‘Firing spree’ at mushroom farm aimed to replace women with men, WA lawsuit says
A Washington mushroom farm is accused of firing a majority of its workers who were women before hiring mostly men.
The company is facing a civil rights lawsuit over allegations it discriminated and retaliated against its female employees and workers who were U.S. residents, officials said.
The lawsuit filed by Washington State Attorney General Bob Ferguson on Wednesday, Aug. 17, states that Ostrom Mushroom Farms violated the Washington Law Against Discrimination and the Consumer Protection Act.
Ostrom did not immediately respond to McClatchy News’ request for comment as of Aug. 18.
The Sunnyside farm in Yakima County fired 79% of its 180 domestic workers between January 2021 and May 2022, according to a news release from Ferguson’s office.
The company fired 85% of its domestic female workers and 72% of its domestic male workers, according to the complaint.
Then the company hired 65 H-2A temporary foreign workers, “all but two of whom were men,” the release says.
“Ostrom even made a Facebook post in the middle of its firing spree seeking quote ‘only males’ to apply to work at the farm,” Ferguson said Wednesday at a press conference, KVEW reported.
The U.S. Department of Labor’s H-2A program provides employers opportunities to bring in workers from other countries only if the business is facing a labor shortage. To qualify, a company has to prove there is a shortage of workers in their region who are “willing, qualified and available” to work.
The attorney general’s office said there wasn’t a shortage because there were workers in the Sunnyside region who wanted to work but were “systemically” fired.
When Ostrom began the H-2A application process, the company raised the current workers’ required hourly production rate, officials said. Workers were then given warnings, suspensions and terminations when they didn’t meet the rate.
All the while, the company never told the workers how many mushrooms they harvested, the release says.
The lawsuit “asserts the minimum production rate was used as a pretext to fire U.S.-based pickers.”
The company “discouraged and outright rejected U.S.-based workers” who were qualified and applied to be mushroom pickers, according to the release.

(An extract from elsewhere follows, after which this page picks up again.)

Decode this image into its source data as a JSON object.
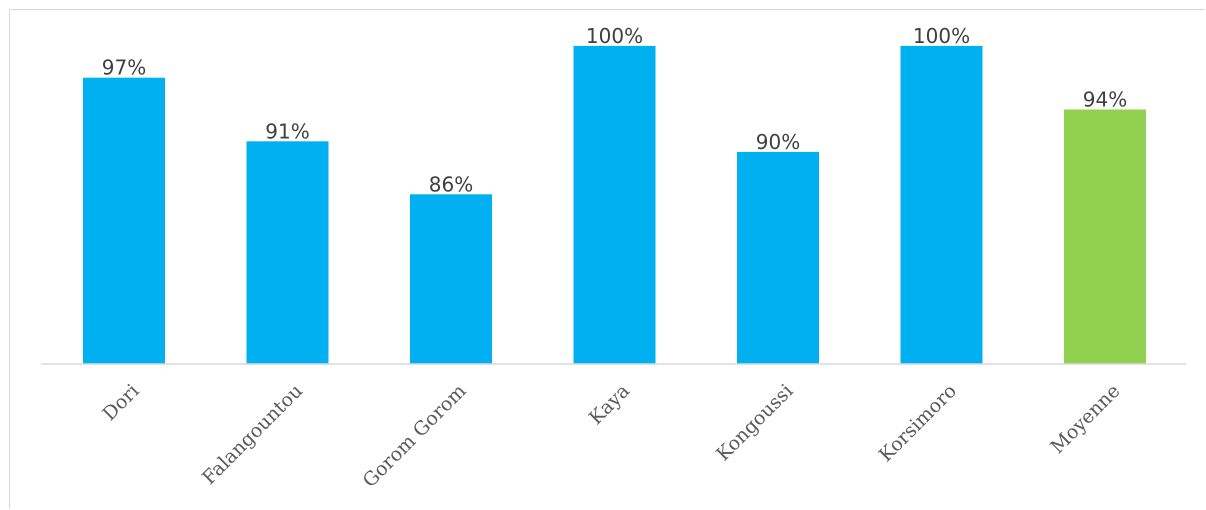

Additionally, prospective U.S. workers were misled about the hiring qualifications, the wages and the availability of employment, the release states. The company required three months of agricultural experience, but allowed H-2A workers with no experience on the farm, the lawsuit said.
When workers spoke up about the discrimination, the company retaliated against them, the release states.

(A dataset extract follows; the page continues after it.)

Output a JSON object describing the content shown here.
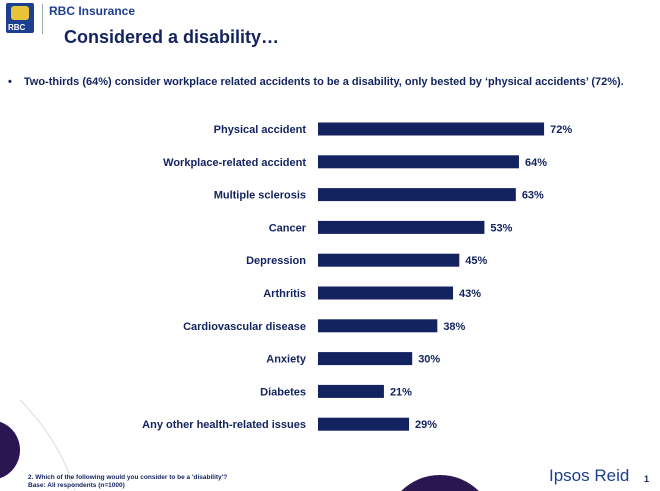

In one instance, a manager shoved a metal cart at a female worker shortly after she had a meeting about her concerns about work conditions, the lawsuit says.
Another employee was given a warning after being falsely accused of bringing a weapon to work, the lawsuit says.
“The evidence my team uncovered is clear,” Ferguson said in the release. “Ostrom discriminated against female farm workers and Washington residents so that it could hire mostly male foreign H-2A workers who have fewer rights. Their conduct is disturbing and unlawful.”
Ostrom once had a farm in Thurston County near Lacey that had been operating since the the 1960s before it shut down in 2019, The Olympian reported.
Now the vacant lot is expected to be filled with residential development.
The mushroom company also had a farm in Whatcom County, near Everson, but it closed in 2017.